Coal output amounted to 17.6 million tonnes, which is in line with result of 2008, maintaining DTEK’s place as Ukraine’s largest coal producer, with 24.4% of Ukraine’s total output
Continued progress made in the implementation of large-scale projects, including the introduction of new coal extraction machinery
Efficiency of equipment continued, reducing production ‘bottlenecks’ and resulting downtime
New equipment has enabled DTEK to increase its load on a breakage face by 1.5-2 times compared to previous average performance
‘DTEK Trading’ established, significantly strengthening the coal business, enabling DTEK to maintain sales of coal produced despite challenging market conditions
Maintained leadership of the Ukrainian power generation sector, with 45.8% market share[1]

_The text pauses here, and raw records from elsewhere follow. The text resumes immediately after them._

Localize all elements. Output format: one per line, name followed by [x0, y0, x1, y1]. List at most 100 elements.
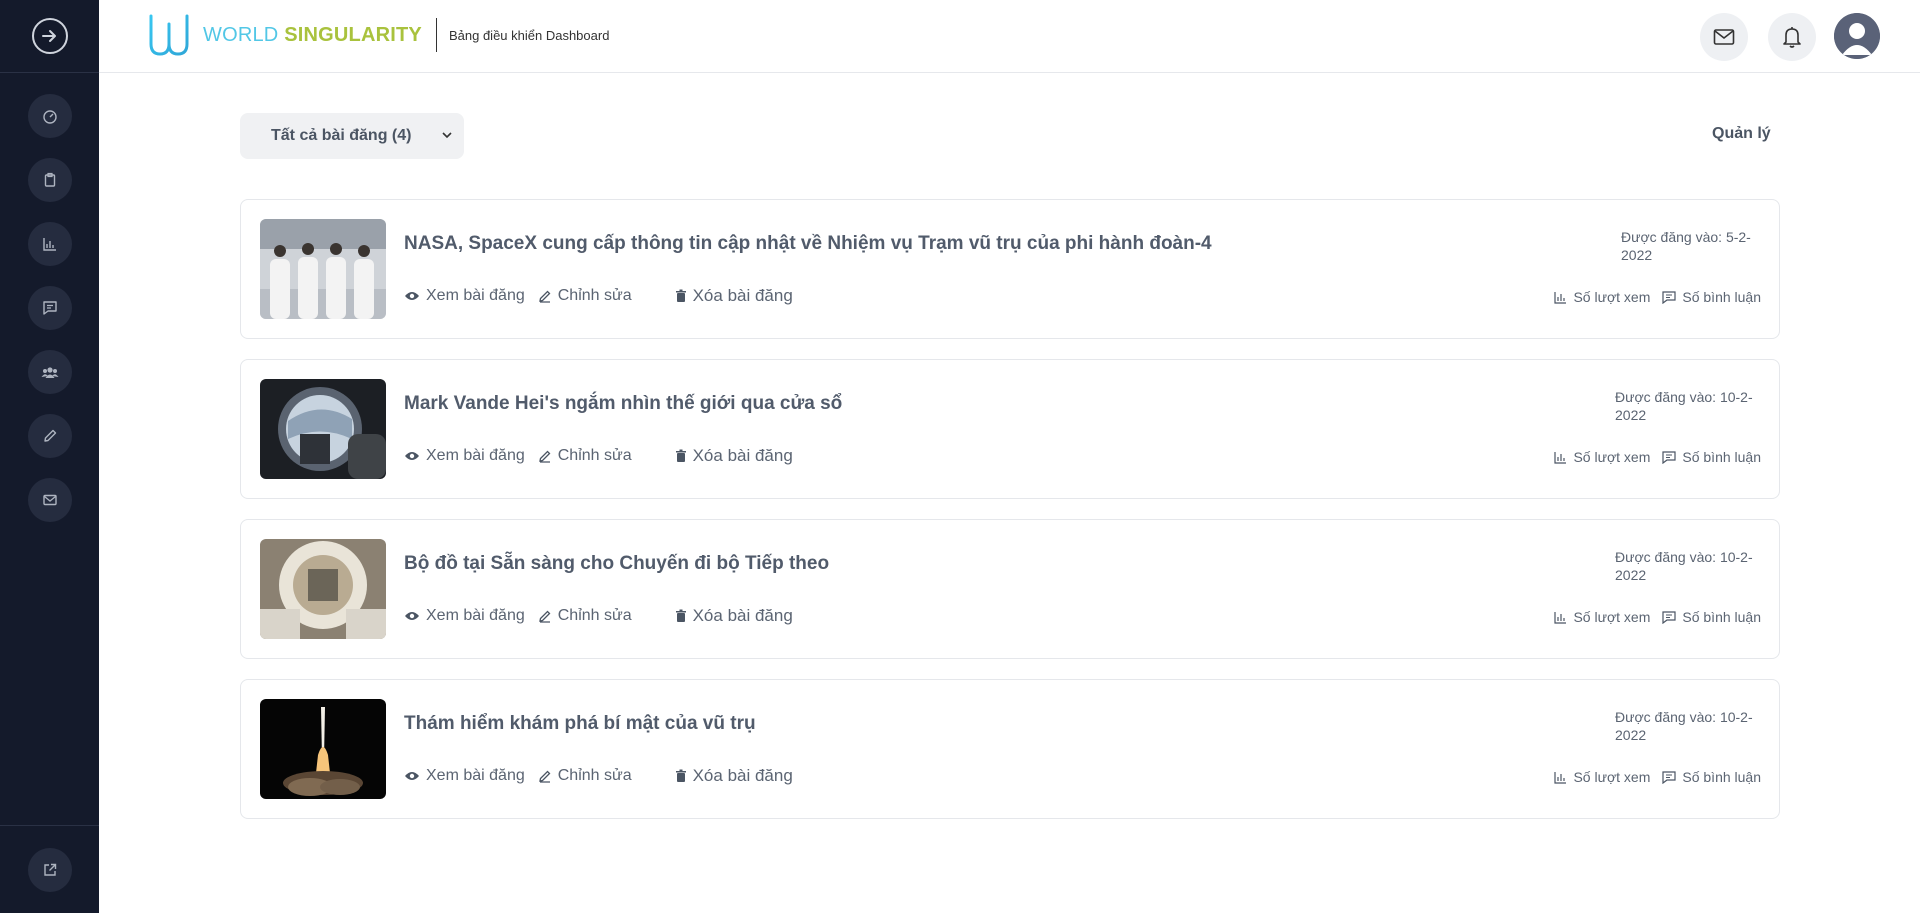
avatar[interactable]	[1834, 13, 1880, 59]
view-post-button[interactable]: Xem bài đăng	[404, 447, 525, 465]
logo[interactable]: WORLD SINGULARITY Bảng điều khiển Dashbo…	[147, 12, 609, 58]
post-actions: Xem bài đăng Chỉnh sửa Xóa bài đăng	[404, 766, 806, 786]
logo-divider	[435, 18, 437, 52]
comment-icon	[1662, 610, 1676, 624]
post-thumbnail[interactable]	[260, 219, 386, 319]
edit-post-label: Chỉnh sửa	[557, 447, 632, 464]
comments-label: Số bình luận	[1682, 769, 1761, 785]
post-date-line1: Được đăng vào: 10-2-	[1615, 549, 1753, 565]
comments-count[interactable]: Số bình luận	[1662, 449, 1761, 465]
post-title[interactable]: Bộ đồ tại Sẵn sàng cho Chuyến đi bộ Tiếp…	[404, 553, 829, 575]
sidebar-item-write[interactable]	[27, 414, 72, 458]
post-filter-label: Tất cả bài đăng (4)	[271, 127, 412, 144]
post-thumbnail[interactable]	[260, 379, 386, 479]
chevron-down-icon	[442, 132, 452, 139]
logo-word-world: WORLD	[203, 23, 279, 46]
post-thumbnail[interactable]	[260, 539, 386, 639]
edit-post-label: Chỉnh sửa	[557, 767, 632, 784]
edit-post-label: Chỉnh sửa	[557, 287, 632, 304]
post-date: Được đăng vào: 10-2- 2022	[1615, 548, 1755, 584]
post-date: Được đăng vào: 5-2- 2022	[1621, 228, 1761, 264]
eye-icon	[405, 772, 419, 780]
pencil-icon	[538, 610, 551, 623]
comments-count[interactable]: Số bình luận	[1662, 769, 1761, 785]
post-title[interactable]: NASA, SpaceX cung cấp thông tin cập nhật…	[404, 233, 1212, 255]
post-title[interactable]: Thám hiểm khám phá bí mật của vũ trụ	[404, 713, 756, 735]
post-actions: Xem bài đăng Chỉnh sửa Xóa bài đăng	[404, 446, 806, 466]
mail-icon	[42, 494, 57, 506]
views-label: Số lượt xem	[1573, 449, 1651, 465]
edit-post-button[interactable]: Chỉnh sửa	[538, 287, 632, 305]
header-mail-button[interactable]	[1700, 13, 1748, 61]
view-post-button[interactable]: Xem bài đăng	[404, 607, 525, 625]
post-filter-dropdown[interactable]: Tất cả bài đăng (4)	[240, 113, 464, 159]
message-icon	[42, 301, 57, 315]
external-link-icon	[43, 863, 56, 876]
views-label: Số lượt xem	[1573, 289, 1651, 305]
trash-icon	[675, 449, 686, 462]
edit-post-button[interactable]: Chỉnh sửa	[538, 767, 632, 785]
views-count[interactable]: Số lượt xem	[1554, 609, 1650, 625]
sidebar-nav	[0, 94, 99, 542]
pencil-icon	[538, 290, 551, 303]
post-card: Thám hiểm khám phá bí mật của vũ trụ Xem…	[240, 679, 1780, 819]
arrow-right-circle-icon[interactable]	[31, 18, 68, 54]
edit-post-button[interactable]: Chỉnh sửa	[538, 607, 632, 625]
post-stats: Số lượt xem Số bình luận	[1542, 289, 1761, 305]
bar-chart-icon	[1554, 291, 1567, 304]
comments-count[interactable]: Số bình luận	[1662, 609, 1761, 625]
mail-icon	[1713, 29, 1735, 45]
post-actions: Xem bài đăng Chỉnh sửa Xóa bài đăng	[404, 286, 806, 306]
external-link-button[interactable]	[27, 847, 72, 892]
views-count[interactable]: Số lượt xem	[1554, 769, 1650, 785]
eye-icon	[405, 292, 419, 300]
delete-post-label: Xóa bài đăng	[692, 766, 793, 785]
views-count[interactable]: Số lượt xem	[1554, 289, 1650, 305]
view-post-button[interactable]: Xem bài đăng	[404, 287, 525, 305]
views-label: Số lượt xem	[1573, 769, 1651, 785]
dashboard-gauge-icon	[42, 110, 57, 124]
bar-chart-icon	[1554, 611, 1567, 624]
comment-icon	[1662, 290, 1676, 304]
users-icon	[41, 367, 58, 378]
comments-count[interactable]: Số bình luận	[1662, 289, 1761, 305]
view-post-label: Xem bài đăng	[426, 287, 525, 304]
pencil-icon	[538, 770, 551, 783]
top-header: WORLD SINGULARITY Bảng điều khiển Dashbo…	[99, 0, 1920, 73]
post-date-line1: Được đăng vào: 10-2-	[1615, 389, 1753, 405]
logo-word-singularity: SINGULARITY	[284, 23, 422, 46]
post-actions: Xem bài đăng Chỉnh sửa Xóa bài đăng	[404, 606, 806, 626]
delete-post-button[interactable]: Xóa bài đăng	[675, 286, 793, 306]
bar-chart-icon	[42, 238, 56, 251]
post-title[interactable]: Mark Vande Hei's ngắm nhìn thế giới qua …	[404, 393, 842, 415]
post-date: Được đăng vào: 10-2- 2022	[1615, 388, 1755, 424]
edit-post-button[interactable]: Chỉnh sửa	[538, 447, 632, 465]
sidebar-item-statistics[interactable]	[27, 222, 72, 266]
delete-post-button[interactable]: Xóa bài đăng	[675, 606, 793, 626]
sidebar-item-dashboard[interactable]	[27, 94, 72, 138]
logo-mark-icon	[149, 14, 189, 56]
post-card: Mark Vande Hei's ngắm nhìn thế giới qua …	[240, 359, 1780, 499]
comments-label: Số bình luận	[1682, 289, 1761, 305]
trash-icon	[675, 769, 686, 782]
sidebar-item-comments[interactable]	[27, 286, 72, 330]
view-post-button[interactable]: Xem bài đăng	[404, 767, 525, 785]
post-date-line2: 2022	[1615, 727, 1647, 743]
delete-post-button[interactable]: Xóa bài đăng	[675, 446, 793, 466]
bell-icon	[1783, 27, 1801, 48]
sidebar-item-posts[interactable]	[27, 158, 72, 202]
views-count[interactable]: Số lượt xem	[1554, 449, 1650, 465]
header-notification-button[interactable]	[1768, 13, 1816, 61]
logo-text: WORLD SINGULARITY	[203, 24, 422, 47]
views-label: Số lượt xem	[1573, 609, 1651, 625]
pencil-icon	[538, 450, 551, 463]
delete-post-button[interactable]: Xóa bài đăng	[675, 766, 793, 786]
clipboard-icon	[44, 172, 55, 187]
sidebar-item-mail[interactable]	[27, 478, 72, 522]
post-thumbnail[interactable]	[260, 699, 386, 799]
manage-link[interactable]: Quản lý	[1712, 125, 1771, 143]
post-stats: Số lượt xem Số bình luận	[1542, 449, 1761, 465]
eye-icon	[405, 612, 419, 620]
post-date-line2: 2022	[1615, 567, 1647, 583]
sidebar-item-users[interactable]	[27, 350, 72, 394]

Large scale modernization programme continued in 2009, including the following achievements at Kurakhovskaya and Zuevskaya TPPs:
Equipment service life of two units was prolonged by up to 15 years;
The installed capacity increased by 12 and 20 MW per unit respectively[2];
The flexibility range increased by 35 and 42 MW per unit respectively;
Specific consumption of fuel equivalent for electricity generation has reduced by 19% at some units
Innovative environmental protection programme continued, which furthers DTEK’s aim of operating within European Union emissions limits
DTEK’s total volume  of electricity purchase on the Ukrainian Wholesale Electricity Market in 2009 was 11.8 million kWh, a 7.3% increase on 2008
Network losses decreased further by 1.8% to record low levels2.

Post period end

Fitch Ratings upgraded its outlook on the long-term ratings of DTEK Holdings Limited from ‘Negative’ to ‘Stable’;
Moody's Investors Service confirmed the B2 long-term Corporate Family Rating of DTEK Holdings Limited;
DTEK was accepted by EURACOAL as its newest corporate ;
 
Commenting on the results, Maxim Timchenko, Chief Executive Officer of DTEK, said
 
“In the face of continuing economic challenges, DTEK has produced strong results for 2009. We made excellent progress in strengthening our market leading position in Ukraine’s energy sector and have continued to expand our operations to become one of the leading energy companies in Europe.
 
“Importantly, all three of our business segments contributed to this performance. We have maintained our leading positions in both the coal production and thermal generation markets and we continue to enhance our electricity transmission and supply business to boost electricity sales both domestically and abroad.
 
“I am particularly pleased to report that DTEK is now the first privately owned company in Ukraine to sell electricity internationally – one of the most important strands of our strategy and one that will enable us to grow and develop going forward.
 
“We believe that we have the skills and resources to build on the success of the business and to continue to work towards our goal of becoming one of the leading energy companies in Europe.”